La semaine dernière j’ai déjeuné au DoMac avec une camarade d’école, entrée un an après moi, et par conséquent future camarade de classe tout court. Ca m’a fait tout drôle de discuter avancement de mémoire avec quelqu’un qui possède les mêmes deadlines que moi. Elle en est à réfléchir à où faire son stage l’année proche, à ses chances de décrocher un CDD. En gros elle est dans mon rythme, à encore des mois de mes compatriotes qui sont en train de négocier leur entrée dans le monde du travail. J’ai demandé des news des gens de sa classe, les quelque uns que je connais un peu. C’était pas mal, cette espèce de bouffée scolaire, de teasing de l’année prochaine si jamais tout se passe comme prévu. Bien sûr la conversation était un peu étrange. Je ne suis plus vraiment de le type de la promo du dessus, mais pas encore camarade de classe de la promo du dessous.

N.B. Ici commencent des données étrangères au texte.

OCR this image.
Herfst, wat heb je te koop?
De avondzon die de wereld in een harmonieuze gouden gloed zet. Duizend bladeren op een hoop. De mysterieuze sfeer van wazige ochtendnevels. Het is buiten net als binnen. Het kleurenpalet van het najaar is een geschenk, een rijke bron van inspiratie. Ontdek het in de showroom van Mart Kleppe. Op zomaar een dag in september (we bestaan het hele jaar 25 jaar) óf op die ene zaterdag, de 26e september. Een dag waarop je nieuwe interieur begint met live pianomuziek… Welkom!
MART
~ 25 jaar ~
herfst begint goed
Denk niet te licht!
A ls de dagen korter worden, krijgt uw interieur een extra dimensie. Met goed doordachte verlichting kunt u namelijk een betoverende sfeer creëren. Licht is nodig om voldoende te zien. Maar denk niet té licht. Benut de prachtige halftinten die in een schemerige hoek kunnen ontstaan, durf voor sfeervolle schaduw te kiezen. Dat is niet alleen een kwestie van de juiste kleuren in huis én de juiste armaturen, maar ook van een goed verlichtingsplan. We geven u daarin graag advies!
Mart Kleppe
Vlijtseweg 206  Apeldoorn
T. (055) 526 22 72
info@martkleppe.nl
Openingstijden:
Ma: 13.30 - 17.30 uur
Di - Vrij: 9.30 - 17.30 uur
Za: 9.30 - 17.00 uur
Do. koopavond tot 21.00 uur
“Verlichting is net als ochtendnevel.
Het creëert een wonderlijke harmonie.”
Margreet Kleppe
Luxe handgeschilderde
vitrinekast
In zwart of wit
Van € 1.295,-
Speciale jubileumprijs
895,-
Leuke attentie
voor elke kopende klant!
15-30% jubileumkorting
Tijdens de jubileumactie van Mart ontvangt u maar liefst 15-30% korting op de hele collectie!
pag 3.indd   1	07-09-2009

Me voilà donc depuis presque un an le cul entre deux chaises, la trousse à crayons entre deux promos. C’est un peu bizarre de luter pour ne pas perdre contact avec l’une tout en essayant de prendre contact avec l’autre. Sans parler du fait que, techniquement, mes camarades de classe cette année c’était les gens de Twitter. Entre les ragottages de cul, les clans qui se forment, les pétasses populaires, les nerds, les psychos, je suis un peu retourné au lycée par la force des choses. En septembre pourtant ça sera le retour à la vraie vie, avec des vrais gens que je vais croiser physiquement toute la journée. Au moins c’est bien j’y ai déjà des amis, des ennemis et le concours d’entrée en Master II va y rajouter des nouvelles têtes. Aussi insupportables que soient les gens de manière générale, ça va me faire du bien. Ne serait-ce que pour ne plus avoir l’impression d’errer dans les limbes de la camaraderie.

Dans un an je vous casserai les couilles sur la difficulté de conserver ses potes post études et d’en faire de nouveaux dans le monde du travail bla bla bla. Oui je suis prévisible. Même si là, mon postérieur en équilibre sur deux rebords de chaises, j’en mène pas large.